72. In terms of loss of future earning capacity, it is undisputed that Stephanie will return to the workforce at some point in time. (Tr. 520:19-24.) Plaintiffs assert, without providing any evidence, that Stephanie's earning capacity will likely by impaired by $27,500 per year-half of her salary prior to the accident. (Tr. 520:4-18.) It is unclear what metrics, if any, were used in arriving at that estimation.
73. Moreover, “undisputed medical testimony that a plaintiff suffered a permanent impairment is not, standing alone, sufficient to establish the extent to which an impairment in future earning capacity is reasonably certain to occur.” Cosgriff, 2013 WL 4779030, at *5.
74. Plaintiffs have provided no proof that Stephanie will suffer a loss of future earning capacity if her symptoms are properly treated. Accordingly, Plaintiffs have not met their burden of proof on this issue and the Court will not award Stephanie damages for loss of future earning capacity.
75. In sum, the Court finds that Plaintiffs are entitled to $191,594.66 in damages for Stephanie Smith, which reflects $4,000 in property damages, $22,893.21 in past medical expenses, $34,440 for future vision care, $2,458 for physical therapy, $11,611 for individual counseling, $11,752 for couples counseling, $10,000 for past pain and suffering, $20,000 for future pain and suffering, and $74,440.45 for lost wages.
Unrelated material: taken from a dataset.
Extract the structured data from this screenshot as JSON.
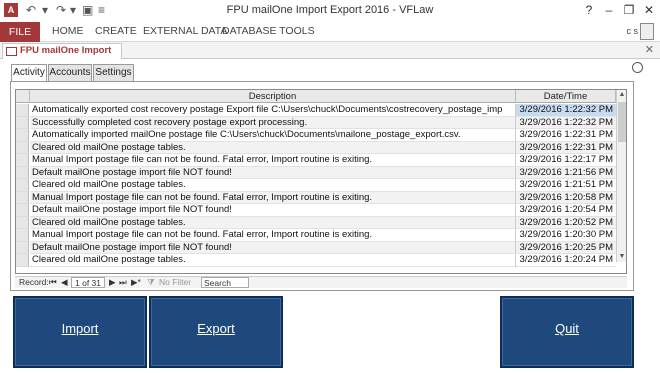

76. Because Mr. Lodermeier was only 35% at fault for the collision, the United States is only 35% liable for Stephanie Smith's damages. Accordingly, the United States is liable to Stephanie Smith for $67,058.13.
CONCLUSION
The Court concludes that Plaintiffs have shown by a preponderance of the evidence that Mr. Lodermeier negligently caused the collision with the Plaintiffs' vehicle while working within the scope of his employment for USPS. However, he was only 35% at fault for the accident, as the driver of the white van primarily caused the collision. The United States is therefore only liable to Plaintiffs for 35% of their total damages. After considering the Plaintiffs' requests for property damages, past and future medical damages, lost wages, loss of future earning capacity, and past and future pain and suffering, the Court finds that Caleb Smith is entitled to a $115,842.69 damages award and Stephanie Smith is entitled to a $191,594.66 damages award, for a total of $307,437.35. Because the United States is only liable for 35% of the damages award, it is liable to the Plaintiffs for a total of $107,603.10.
ORDER
Based on the foregoing, and all the files, records, and proceedings herein, IT IS HEREBY ORDERED that:
1. Judgment be entered for Plaintiffs and against Defendants in the collective sum of $107,603.10, as specified above; and
2. Defendant's Motion in Limine as it pertains to Joint Exhibits 35, 95, 96, and 100 [Docket No. 74] is DENIED as moot.
LET JUDGMENT BE ENTERED ACCORDINGLY.